In this formatting tutorial we will see the categorical case, let me open a file we created before about [Freedom Indices](https://en.wikipedia.org/wiki/List_of_freedom_indices):

In [None]:
import pandas as pd

link='https://github.com/PythonVersusR/OperationsCleaning/raw/main/freedom_Py.csv'
allFree=pd.read_csv(link)

Let's explore:

In [None]:
allFree.info()

Notice that the clean numeric values were recognised as numeric (that may not always be the case, so always verify). When that is the case, statistics can be obtained:

In [None]:
allFree.describe().T

But the categories are still recognised as object. Let´s check again the levels:

In [None]:
allFree.iloc[:,1::2]

Remembering the levels (it must have been previously cleaned):

In [None]:
[{x:set(pd.unique(allFree[x]))} for x in allFree.iloc[:,1::2].columns]

Now, let's turn the values into **ordinal** categories. Remember that the worst, best and middle values should be comparable:

In [None]:
# assign value so that worst and best is the same across levels

mapper1 = {'not free': 1 ,'partly free': 3,'free':5}
mapper2 = {'repressed':1, 'mostly unfree':2,'moderately free':3, 'mostly free':4, 'free':5}
mapper3 = {'very serious':1, 'difficult':2,'problematic':3,'satisfactory':4,'good':5}
mapper4 = {'authoritarian regime':1,'hybrid regime':2,'flawed democracy':4, 'full democracy':5}

allFree.FitW.replace(mapper1,inplace=True)
allFree.IoEF.replace(mapper2,inplace=True)
allFree.PFI.replace(mapper3,inplace=True)
allFree.DI.replace(mapper4,inplace=True)


You see:

In [None]:
allFree

In [None]:
#check types:
allFree.info()

We have integers instead of categories. Let's create ordinal columns:

In [None]:
# new column names
newNames=allFree.columns[1::2]+'_or'
newNames

In [None]:
# copy the previous values
allFree[newNames]=allFree.iloc[:,1::2]
allFree

In [None]:
# turn intergers into ordinal level

# create the data type info
from pandas.api.types import CategoricalDtype
myOrdinal = CategoricalDtype(categories=[1,2,3,4,5], ordered=True)

#one column
allFree.loc[:,"FitW_or"].astype(myOrdinal)

In [None]:
# several columns
allFree.loc[:,"FitW_or":]=allFree.loc[:,"FitW_or":].astype(myOrdinal)
allFree.info()

In [None]:
## see

allFree

In [None]:
# rename the levels

ordinalLevels={1:'1_veryLow',2:'2_low',3:'3_medium',4:'4_good',5:'5_veryGood'}

renameLevels= lambda x:x.cat.rename_categories(ordinalLevels)

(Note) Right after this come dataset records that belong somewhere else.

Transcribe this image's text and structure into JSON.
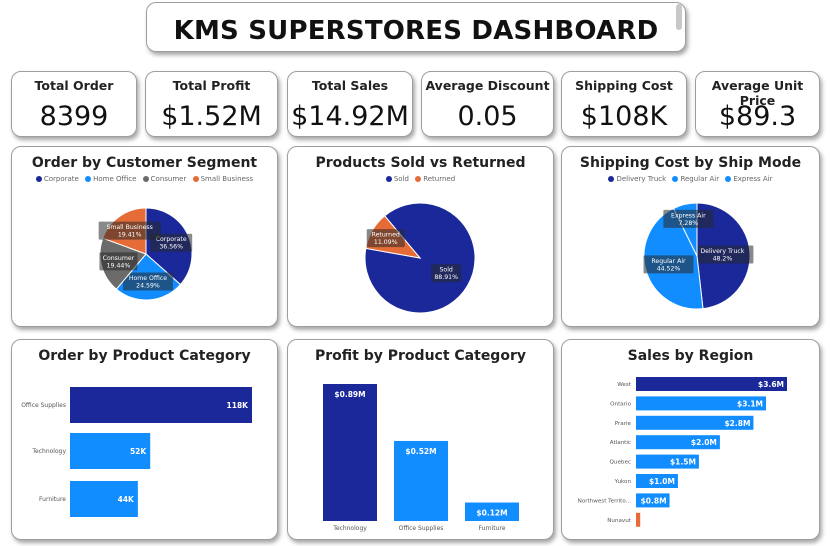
{
  "dashboard": {
    "title": "KMS SUPERSTORES DASHBOARD"
  },
  "kpis": [
    {
      "label": "Total Order",
      "value": "8399"
    },
    {
      "label": "Total Profit",
      "value": "$1.52M"
    },
    {
      "label": "Total Sales",
      "value": "$14.92M"
    },
    {
      "label": "Average Discount",
      "value": "0.05"
    },
    {
      "label": "Shipping Cost",
      "value": "$108K"
    },
    {
      "label": "Average Unit Price",
      "value": "$89.3"
    }
  ],
  "colors": {
    "dark_blue": "#1a2899",
    "light_blue": "#118dff",
    "orange": "#e66c37",
    "gray": "#6b6b6b"
  },
  "chart_data": [
    {
      "type": "pie",
      "title": "Order by Customer Segment",
      "legend": [
        "Corporate",
        "Home Office",
        "Consumer",
        "Small Business"
      ],
      "slices": [
        {
          "name": "Corporate",
          "value": 36.56,
          "label": "36.56%",
          "color": "#1a2899"
        },
        {
          "name": "Home Office",
          "value": 24.59,
          "label": "24.59%",
          "color": "#118dff"
        },
        {
          "name": "Consumer",
          "value": 19.44,
          "label": "19.44%",
          "color": "#6b6b6b"
        },
        {
          "name": "Small Business",
          "value": 19.41,
          "label": "19.41%",
          "color": "#e66c37"
        }
      ]
    },
    {
      "type": "pie",
      "title": "Products Sold vs Returned",
      "legend": [
        "Sold",
        "Returned"
      ],
      "slices": [
        {
          "name": "Sold",
          "value": 88.91,
          "label": "88.91%",
          "color": "#1a2899"
        },
        {
          "name": "Returned",
          "value": 11.09,
          "label": "11.09%",
          "color": "#e66c37"
        }
      ]
    },
    {
      "type": "pie",
      "title": "Shipping Cost by Ship Mode",
      "legend": [
        "Delivery Truck",
        "Regular Air",
        "Express Air"
      ],
      "slices": [
        {
          "name": "Delivery Truck",
          "value": 48.2,
          "label": "48.2%",
          "color": "#1a2899"
        },
        {
          "name": "Regular Air",
          "value": 44.52,
          "label": "44.52%",
          "color": "#118dff"
        },
        {
          "name": "Express Air",
          "value": 7.28,
          "label": "7.28%",
          "color": "#118dff"
        }
      ]
    },
    {
      "type": "bar",
      "orientation": "horizontal",
      "title": "Order by Product Category",
      "categories": [
        "Office Supplies",
        "Technology",
        "Furniture"
      ],
      "values": [
        118,
        52,
        44
      ],
      "data_labels": [
        "118K",
        "52K",
        "44K"
      ],
      "colors": [
        "#1a2899",
        "#118dff",
        "#118dff"
      ]
    },
    {
      "type": "bar",
      "orientation": "vertical",
      "title": "Profit by Product Category",
      "categories": [
        "Technology",
        "Office Supplies",
        "Furniture"
      ],
      "values": [
        0.89,
        0.52,
        0.12
      ],
      "data_labels": [
        "$0.89M",
        "$0.52M",
        "$0.12M"
      ],
      "colors": [
        "#1a2899",
        "#118dff",
        "#118dff"
      ]
    },
    {
      "type": "bar",
      "orientation": "horizontal",
      "title": "Sales by Region",
      "categories": [
        "West",
        "Ontario",
        "Prarie",
        "Atlantic",
        "Quebec",
        "Yukon",
        "Northwest Territo...",
        "Nunavut"
      ],
      "values": [
        3.6,
        3.1,
        2.8,
        2.0,
        1.5,
        1.0,
        0.8,
        0.1
      ],
      "data_labels": [
        "$3.6M",
        "$3.1M",
        "$2.8M",
        "$2.0M",
        "$1.5M",
        "$1.0M",
        "$0.8M",
        ""
      ],
      "colors": [
        "#1a2899",
        "#118dff",
        "#118dff",
        "#118dff",
        "#118dff",
        "#118dff",
        "#118dff",
        "#e66c37"
      ]
    }
  ]
}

allFree.loc[:,"FitW_or":].apply(renameLevels)

In [None]:
allFree.loc[:,"FitW_or":]=allFree.loc[:,"FitW_or":].apply(renameLevels)
allFree.info()

In [None]:
allFree

Let's keep this last result, and let me show you the use of **pickle** format:

In [None]:
#saving

import os 

allFree.to_csv(os.path.join("DataFiles","allFree_Py.csv"),index=False )
allFree.to_pickle(os.path.join("DataFiles","allFree.pkl") )

In [None]:
#reading

dfPickle=pd.read_pickle(os.path.join("DataFiles","allFree.pkl") )  
dfCSV=pd.read_csv(os.path.join("DataFiles","allFree_Py.csv") )  

Now, notice the difference when you have categorical data:

In [None]:
dfPickle.info()

In [None]:
dfCSV.info()

In [None]:
# the file kept the data type
dfPickle.DI_or

In [None]:
# the file did not keep the data type
dfCSV.DI_or